6 thoughts on “Greener than green: Biotech and the future of agriculture (Part I)”

  1. “Organic farming is environmentally kinder to every acre of land” is not true. Organic relies on mechanical tillage for weed control, which results in erosion and loss of topsoil. Nitrogen runoff is a problem with manure fertilizer. Organic pesticides and fungicides can be more harsh than synthetic alternatives, and especially in the case of cuprous oxide, far more persistent in the soil than modern compounds.

    Far from “undoubtedly”, it is actually highly unlikely that “innovation in organic farming will increase yields on organic farms.” Organic production methods are most noted for their *rejection* of innovation, and organic’s main focus in marketing is launching scares against nearly anything in food production that is less than 50 years old.

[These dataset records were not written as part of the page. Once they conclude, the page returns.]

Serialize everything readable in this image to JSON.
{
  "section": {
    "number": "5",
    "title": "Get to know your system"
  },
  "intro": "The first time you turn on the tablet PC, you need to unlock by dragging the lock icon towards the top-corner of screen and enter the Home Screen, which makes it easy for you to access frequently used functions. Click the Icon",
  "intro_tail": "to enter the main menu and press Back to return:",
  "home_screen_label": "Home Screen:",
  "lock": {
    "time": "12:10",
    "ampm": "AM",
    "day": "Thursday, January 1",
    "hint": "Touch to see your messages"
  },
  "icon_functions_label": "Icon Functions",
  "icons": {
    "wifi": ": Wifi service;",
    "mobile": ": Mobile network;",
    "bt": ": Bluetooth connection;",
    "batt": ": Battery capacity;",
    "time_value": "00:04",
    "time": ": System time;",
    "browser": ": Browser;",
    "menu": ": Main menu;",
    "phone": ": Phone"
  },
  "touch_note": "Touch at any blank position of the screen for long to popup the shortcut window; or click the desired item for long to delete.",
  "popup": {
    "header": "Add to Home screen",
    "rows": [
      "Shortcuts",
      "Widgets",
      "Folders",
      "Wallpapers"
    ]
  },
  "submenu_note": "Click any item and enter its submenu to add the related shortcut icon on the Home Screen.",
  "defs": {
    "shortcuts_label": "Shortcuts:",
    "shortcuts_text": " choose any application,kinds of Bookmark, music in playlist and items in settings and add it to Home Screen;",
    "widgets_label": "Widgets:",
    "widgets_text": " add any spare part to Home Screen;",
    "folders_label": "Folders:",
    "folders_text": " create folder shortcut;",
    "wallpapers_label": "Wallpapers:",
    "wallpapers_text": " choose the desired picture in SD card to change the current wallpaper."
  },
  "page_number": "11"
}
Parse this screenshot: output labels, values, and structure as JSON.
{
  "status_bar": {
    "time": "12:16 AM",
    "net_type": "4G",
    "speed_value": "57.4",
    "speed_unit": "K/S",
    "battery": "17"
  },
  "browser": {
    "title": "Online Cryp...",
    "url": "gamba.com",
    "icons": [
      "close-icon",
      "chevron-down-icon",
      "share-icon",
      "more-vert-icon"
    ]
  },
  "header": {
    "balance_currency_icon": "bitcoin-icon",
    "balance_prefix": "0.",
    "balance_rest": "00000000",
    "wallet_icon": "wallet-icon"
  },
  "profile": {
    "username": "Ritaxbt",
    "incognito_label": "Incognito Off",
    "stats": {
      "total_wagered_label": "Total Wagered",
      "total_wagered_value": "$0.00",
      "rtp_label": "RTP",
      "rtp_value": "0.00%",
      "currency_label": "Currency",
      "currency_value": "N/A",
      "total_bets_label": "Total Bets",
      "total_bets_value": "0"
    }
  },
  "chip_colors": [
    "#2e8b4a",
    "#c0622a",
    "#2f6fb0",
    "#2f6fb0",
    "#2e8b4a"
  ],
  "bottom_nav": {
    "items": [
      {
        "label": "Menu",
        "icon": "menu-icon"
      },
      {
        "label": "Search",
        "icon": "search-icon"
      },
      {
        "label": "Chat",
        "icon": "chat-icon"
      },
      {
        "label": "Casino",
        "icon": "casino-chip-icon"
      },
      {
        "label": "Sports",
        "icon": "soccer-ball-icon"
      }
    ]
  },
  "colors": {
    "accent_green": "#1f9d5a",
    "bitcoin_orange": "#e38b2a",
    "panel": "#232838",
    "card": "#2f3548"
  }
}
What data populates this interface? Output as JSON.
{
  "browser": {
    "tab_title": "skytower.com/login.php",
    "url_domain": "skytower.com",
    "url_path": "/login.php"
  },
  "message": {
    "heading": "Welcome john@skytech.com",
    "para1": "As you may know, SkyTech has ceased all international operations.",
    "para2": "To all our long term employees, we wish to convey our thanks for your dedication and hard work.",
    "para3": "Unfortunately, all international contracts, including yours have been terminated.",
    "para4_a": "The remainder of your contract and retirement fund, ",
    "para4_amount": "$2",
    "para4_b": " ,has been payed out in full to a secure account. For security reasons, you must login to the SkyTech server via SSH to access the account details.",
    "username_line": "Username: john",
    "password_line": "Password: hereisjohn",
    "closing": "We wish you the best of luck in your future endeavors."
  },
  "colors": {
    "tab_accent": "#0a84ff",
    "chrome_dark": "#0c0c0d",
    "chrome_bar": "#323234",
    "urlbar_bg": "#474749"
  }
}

    It may be a fine thing to craft a ‘balanced’ article, but doing so by giving credit where it is not due is a disservice to the greater purpose of accuracy.

    Reply
    • Hi Andrew, Glad you’re engaging. We at GLP are not “endorsing” any particular point of view when we post an article. In this case, we believe that Ramez Namm has many provocative views that we believe are worthy of debate/discussion. Personally, I agree that the sustainability “advantages” of organic farming is significantly over rated…and Ramez notes some of them.

      Reply
    • Organic farming builds soil via composting, no? That is creating more top soil which is so important. While synthetics deplete and and kill the microorganisms, making soil more “dead” although it does create immediate gains. How is that helpful in the long run? I compost at home and it makes my garden sing. Ditto for using natural stuff. And what about subjecting workers to pesticides day in a day out? Isn’t that unkind to them?

      Reply
  2. Yeah, genetically modified crops produce higher yields than organically grown crops. But does growing more actually solve the problem of world hunger? You can grow as much as you want but if the hungry cant afford to buy the food then their is no reason to jump on the GMO band wagon just yet. GMO crops require more water than oranically grown crops, they erode soils much faster, and the pesticide poisons ground and surface water supplies, not to mention the thousands of field workers that have to harvest the crops. If you want to give Monsanto and other multinational biocbemical companies power over our food production, be my guest. But don’t justify it by saying it will help the poor. Your feeding the mouths of biotech companies.

    Reply
    • Assaidi, I’m not clear the points you’re trying to make. It’s without question that organic farming, while they have a role in the mix of techniques, cannot address global food security. So the choice is really conventional v GM crops, and GM crops are less environmentally harmful, focus on improving traits such as nutrition enhancement or drought resistance, and otherwise a powerful complement to other methods. There are some situations in which GM crops require more water than organic crops but many situations in which they don’t. Both organics and GM crops extensively use pesticides, so that’s not necessarily a good distinction. For example, organic cotton growers often extensively spray their crops with Bt; GMO Bt cotton has it built into the plant, which causes far less environmental harm…so in that case organics is far worse environmentally. I understand your concerns, but I believe you’ve let your crude dislike for large corporations color your view of the relative plusses and minuses of various technologies. Ramez was just making some fairly benign and obvious points–organics might work in small scale farming situations but it is terribly inefficient for the large scale farming necessary to meet global food challenges. In other words, what works in Upstate New York won’t cut it in India or Indonesia. I suggest you read up more on the technology and engage in some cost-benefit analysis of comparative technologies. It might open your mind a bit to a more nuanced perspective.